Cloud security has become a basic needs service in recent years, meaning that subscription-based providers (ie, Palo Alto) can expect consistent, transparent revenue. The membership model within cyberspace also reduces customer churn.
More specific to Palo Alto Networks, it is carrying out a business transformation that is emphasizing physical firewall products in favor of subscription security services. As you can imagine, this is expected to lead to more consistent revenue recognition and significantly better margins over the long term.
Palo Alto has also not been shy about making a bolt-on acquisition to broaden its product portfolio and appeal to more small and medium-sized businesses. It would be a smart decision to abandon very near-term margins in order to tap a larger share of the cloud-protection market.
Did I mention how important consumption is to the American economy? Coronovirus-induced recession with Biden, e-commerce juggling likely to lead to an economic rebound Adventuress (NASDAQ: AMZN) A wholly-own stock is created.
According to e-marketer, Amazon controls an estimated 38.7% of online sales in the US, keeping in mind the recurring theme on this list of market share dominance. Next year, it will expand to around 40%. For some contexts, Amazon’s share of US e-commerce is about 33 percent higher than its next-closest competitor. Despite not having much to write home about with retail margins, the company’s marketplace keeps consumers loyal to the Amazon brand. It is also signed to a major membership to over 150 million people worldwide.
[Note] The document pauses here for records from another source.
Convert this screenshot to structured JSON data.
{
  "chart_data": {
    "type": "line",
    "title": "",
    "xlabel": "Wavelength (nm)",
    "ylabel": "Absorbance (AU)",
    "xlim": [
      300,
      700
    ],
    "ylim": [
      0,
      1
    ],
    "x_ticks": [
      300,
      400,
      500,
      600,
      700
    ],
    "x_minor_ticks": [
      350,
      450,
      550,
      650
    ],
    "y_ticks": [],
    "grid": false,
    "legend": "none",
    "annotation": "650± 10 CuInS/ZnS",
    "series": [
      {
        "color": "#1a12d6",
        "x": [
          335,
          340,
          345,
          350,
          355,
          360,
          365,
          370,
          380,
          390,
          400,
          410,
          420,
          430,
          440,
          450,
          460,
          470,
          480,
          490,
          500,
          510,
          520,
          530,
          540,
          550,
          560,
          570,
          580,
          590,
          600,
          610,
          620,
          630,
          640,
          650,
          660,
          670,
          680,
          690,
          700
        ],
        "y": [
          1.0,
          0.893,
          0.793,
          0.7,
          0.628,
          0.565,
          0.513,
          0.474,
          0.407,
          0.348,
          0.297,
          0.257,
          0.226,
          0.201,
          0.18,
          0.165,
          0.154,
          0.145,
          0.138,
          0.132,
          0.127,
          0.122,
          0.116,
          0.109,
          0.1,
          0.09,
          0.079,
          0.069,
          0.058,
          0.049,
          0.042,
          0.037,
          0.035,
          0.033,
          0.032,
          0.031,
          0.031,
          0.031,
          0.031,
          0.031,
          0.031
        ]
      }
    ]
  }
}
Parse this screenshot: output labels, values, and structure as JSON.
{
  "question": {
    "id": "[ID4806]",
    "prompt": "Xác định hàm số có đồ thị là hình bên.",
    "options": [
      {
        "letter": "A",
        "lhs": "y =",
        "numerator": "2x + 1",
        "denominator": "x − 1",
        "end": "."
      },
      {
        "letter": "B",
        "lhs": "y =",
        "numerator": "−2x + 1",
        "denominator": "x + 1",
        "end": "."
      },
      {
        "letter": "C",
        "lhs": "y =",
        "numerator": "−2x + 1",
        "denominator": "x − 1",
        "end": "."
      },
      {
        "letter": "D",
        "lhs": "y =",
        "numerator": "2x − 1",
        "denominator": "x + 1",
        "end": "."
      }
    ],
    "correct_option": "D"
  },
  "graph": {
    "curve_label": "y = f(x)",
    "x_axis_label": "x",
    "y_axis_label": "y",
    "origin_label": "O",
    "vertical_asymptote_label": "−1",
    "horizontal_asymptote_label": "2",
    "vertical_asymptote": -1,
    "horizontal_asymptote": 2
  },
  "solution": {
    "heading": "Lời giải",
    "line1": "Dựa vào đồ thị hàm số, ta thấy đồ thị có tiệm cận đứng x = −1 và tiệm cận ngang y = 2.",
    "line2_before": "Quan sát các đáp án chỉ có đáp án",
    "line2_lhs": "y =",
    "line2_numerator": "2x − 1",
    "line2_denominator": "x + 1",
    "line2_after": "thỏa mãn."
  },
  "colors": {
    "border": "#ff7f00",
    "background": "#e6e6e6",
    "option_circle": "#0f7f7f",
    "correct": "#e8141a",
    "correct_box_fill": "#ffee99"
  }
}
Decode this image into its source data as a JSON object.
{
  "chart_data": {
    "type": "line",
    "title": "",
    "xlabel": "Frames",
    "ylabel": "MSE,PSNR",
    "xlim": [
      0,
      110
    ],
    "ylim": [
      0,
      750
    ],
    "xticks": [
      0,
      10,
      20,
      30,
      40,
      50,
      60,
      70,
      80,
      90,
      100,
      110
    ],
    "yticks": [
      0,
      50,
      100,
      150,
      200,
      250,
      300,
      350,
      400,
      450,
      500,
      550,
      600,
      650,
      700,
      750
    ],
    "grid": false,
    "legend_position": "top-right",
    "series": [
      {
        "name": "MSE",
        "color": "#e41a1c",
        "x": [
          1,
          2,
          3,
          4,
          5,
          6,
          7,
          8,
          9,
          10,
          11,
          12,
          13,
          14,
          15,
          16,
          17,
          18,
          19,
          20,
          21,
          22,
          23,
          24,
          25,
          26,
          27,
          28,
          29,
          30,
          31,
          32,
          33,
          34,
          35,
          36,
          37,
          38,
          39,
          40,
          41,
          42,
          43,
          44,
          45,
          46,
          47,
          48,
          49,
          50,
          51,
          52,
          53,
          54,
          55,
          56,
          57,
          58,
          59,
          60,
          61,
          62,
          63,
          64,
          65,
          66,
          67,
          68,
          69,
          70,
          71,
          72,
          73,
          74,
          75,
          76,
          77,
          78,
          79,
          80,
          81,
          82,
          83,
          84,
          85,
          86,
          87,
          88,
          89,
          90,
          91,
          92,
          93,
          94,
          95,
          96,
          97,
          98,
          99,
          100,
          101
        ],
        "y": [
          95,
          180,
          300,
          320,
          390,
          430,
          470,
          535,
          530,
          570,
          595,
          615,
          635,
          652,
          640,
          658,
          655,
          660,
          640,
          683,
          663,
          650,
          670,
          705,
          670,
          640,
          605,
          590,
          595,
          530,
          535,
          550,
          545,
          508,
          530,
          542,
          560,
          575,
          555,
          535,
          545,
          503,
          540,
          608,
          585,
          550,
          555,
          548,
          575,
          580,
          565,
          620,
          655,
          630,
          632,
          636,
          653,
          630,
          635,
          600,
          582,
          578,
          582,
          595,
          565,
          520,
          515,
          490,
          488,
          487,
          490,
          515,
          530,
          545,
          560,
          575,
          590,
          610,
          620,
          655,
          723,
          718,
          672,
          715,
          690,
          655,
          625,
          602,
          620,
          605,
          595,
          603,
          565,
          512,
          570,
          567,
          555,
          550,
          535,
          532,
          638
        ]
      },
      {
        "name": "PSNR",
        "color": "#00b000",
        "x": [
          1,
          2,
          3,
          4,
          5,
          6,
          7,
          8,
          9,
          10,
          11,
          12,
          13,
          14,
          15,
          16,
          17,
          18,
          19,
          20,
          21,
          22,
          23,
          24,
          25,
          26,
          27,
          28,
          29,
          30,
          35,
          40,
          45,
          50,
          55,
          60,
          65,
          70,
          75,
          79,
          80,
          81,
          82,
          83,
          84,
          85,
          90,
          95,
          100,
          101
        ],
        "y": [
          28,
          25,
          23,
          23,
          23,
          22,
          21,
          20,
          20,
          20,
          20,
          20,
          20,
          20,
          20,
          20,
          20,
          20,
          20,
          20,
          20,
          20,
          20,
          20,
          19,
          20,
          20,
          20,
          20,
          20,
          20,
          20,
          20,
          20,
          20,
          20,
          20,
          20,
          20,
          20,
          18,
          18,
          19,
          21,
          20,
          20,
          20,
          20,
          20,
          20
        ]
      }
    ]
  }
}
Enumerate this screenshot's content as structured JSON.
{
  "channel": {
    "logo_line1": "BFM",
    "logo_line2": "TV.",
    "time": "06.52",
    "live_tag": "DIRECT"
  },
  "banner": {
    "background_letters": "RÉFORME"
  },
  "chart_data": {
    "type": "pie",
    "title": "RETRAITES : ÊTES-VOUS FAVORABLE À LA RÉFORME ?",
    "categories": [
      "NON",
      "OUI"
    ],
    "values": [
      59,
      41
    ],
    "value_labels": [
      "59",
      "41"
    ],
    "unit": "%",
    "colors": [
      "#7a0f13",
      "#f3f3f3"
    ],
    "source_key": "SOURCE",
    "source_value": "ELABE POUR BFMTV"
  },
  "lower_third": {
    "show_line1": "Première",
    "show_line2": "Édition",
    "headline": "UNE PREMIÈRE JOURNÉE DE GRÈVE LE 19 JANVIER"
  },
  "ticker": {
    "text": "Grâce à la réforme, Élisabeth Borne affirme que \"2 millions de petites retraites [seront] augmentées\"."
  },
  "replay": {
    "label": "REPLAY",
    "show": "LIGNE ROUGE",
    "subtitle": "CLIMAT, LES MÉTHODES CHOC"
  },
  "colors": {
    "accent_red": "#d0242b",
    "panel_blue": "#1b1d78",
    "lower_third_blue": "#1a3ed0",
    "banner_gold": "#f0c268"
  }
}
As I have previously discussed, Amazon should see rapid development of its cloud-infrastructure segment, Amazon Web Services (AWS). AWS logged back-to-back quarters of 29% year-over-year sales, and has an annual run-rate of more than $ 46 billion in sales. AWS’s retail- and advertising-based revenue is significantly higher than Amazon’s. Like Spontaneous Surgical, Amazon should see more of its operating cash flow as cloud infrastructure grows at a greater percentage of total sales.